Product Research: Budget To Build From Scratch
Microsoft fmr Product Lead on Product Research (Part 2)
Sometimes, product managers actually have some budget at their disposal to conduct product research! This is especially important when it comes to building a new product from scratch. Ultimately, you need to have as much perspective from your target customers as possible.
I’ll share an example from my time at Microsoft that fits into the “have budget, no product” category. Fortunately, Microsoft gave our team plenty of budget to conduct qualitative and quantitative research for a new server-based solution. Yes, servers used to be “hot” back in the day. Clearly, times have changed – but the problem that we set out to solve is still very much a reality today.
Specifically, that problem is consolidating multiple products into a single easy-to-access platform.

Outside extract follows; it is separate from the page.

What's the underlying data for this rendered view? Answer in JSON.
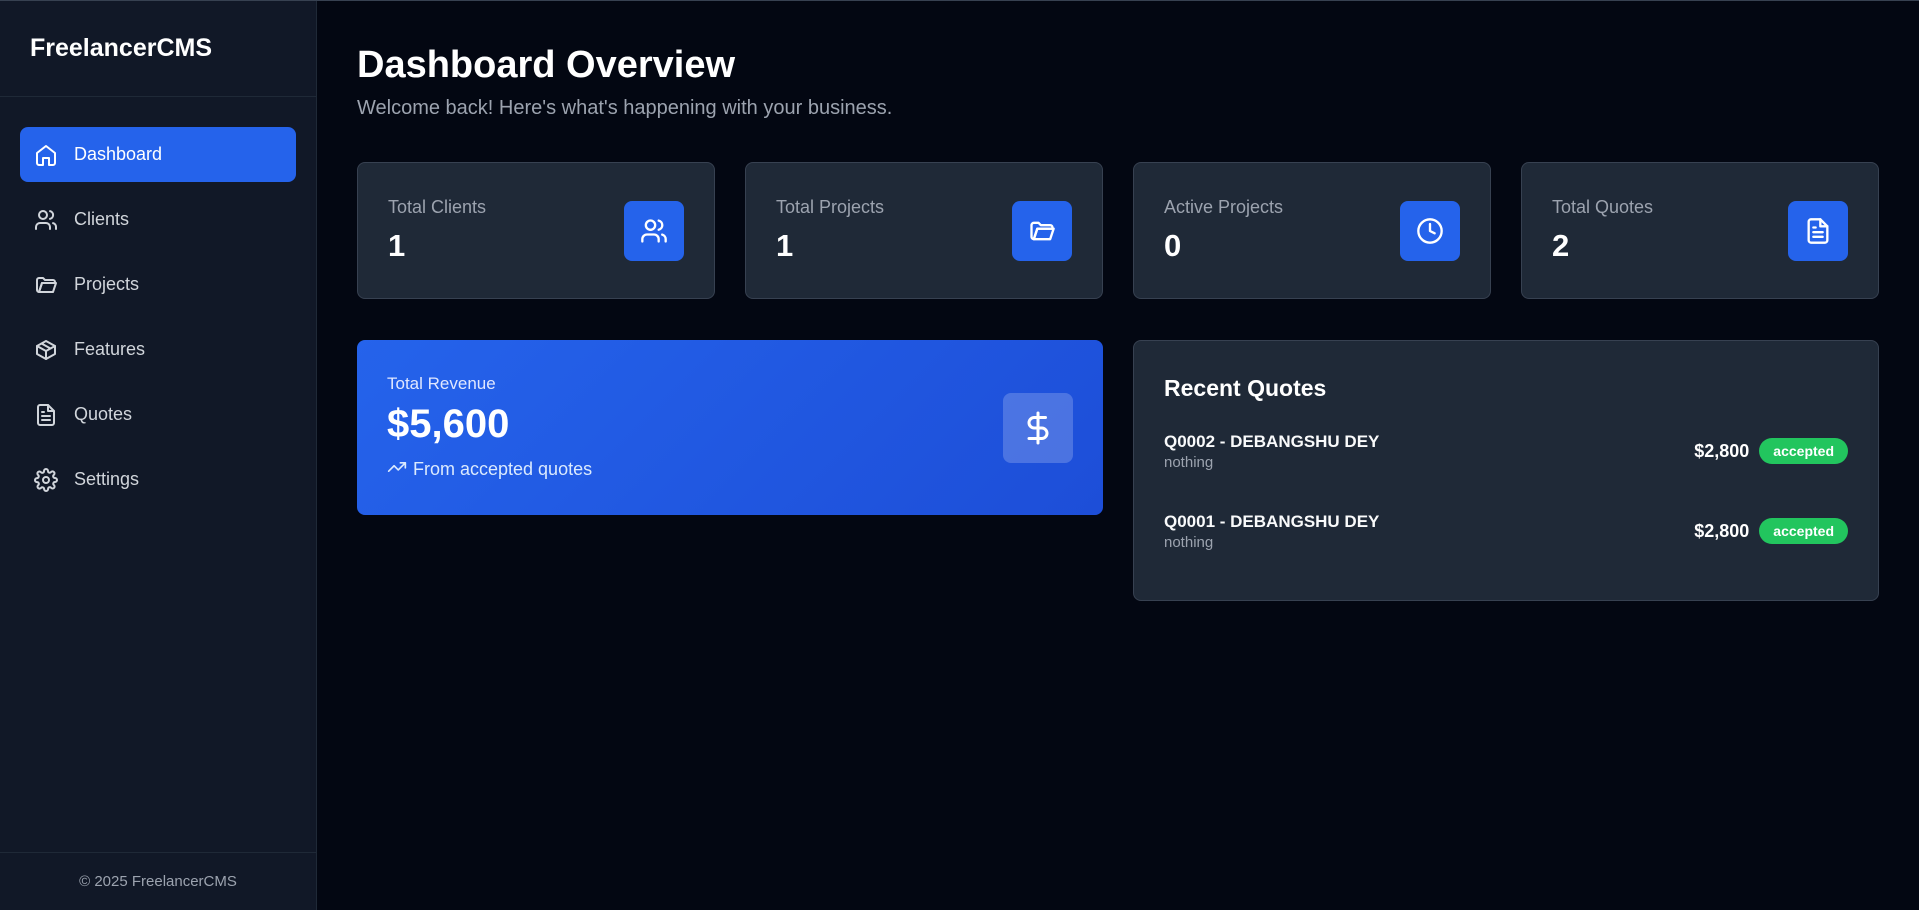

Back then, every core Microsoft Office product required its own server for enterprise operations. For example, Excel had a unique server – as did Word / Powerpoint / etc. As you can imagine, requiring a customer to have upwards of seven servers to perform functions that tied into one suite of products was not very efficient. With this, we set out to create a solution to consolidate Office’s suite of products into fewer than one server per application.
As you can imagine, product research is critical for validating changes that impact key business partners. In this case, we made sure to use insights from both qualitative and quantitative research to come up with our final product. This is a very important factor in utilizing product research correctly – as the qualitative side is frequently overlooked. Typically, most companies will only invest in quantitative research. The assumption is that quantitative research “doesn’t lie” and is more objective.
However, the problem with approaching product research purely from an analytical perspective is that you lose “the soul” of why people respond to product features. Said differently, you don’t have much context by looking at results without understanding the personal drivers that led to people choosing those options. Ultimately, product research at its best combines pure data and personal insights to generate recommended product solutions.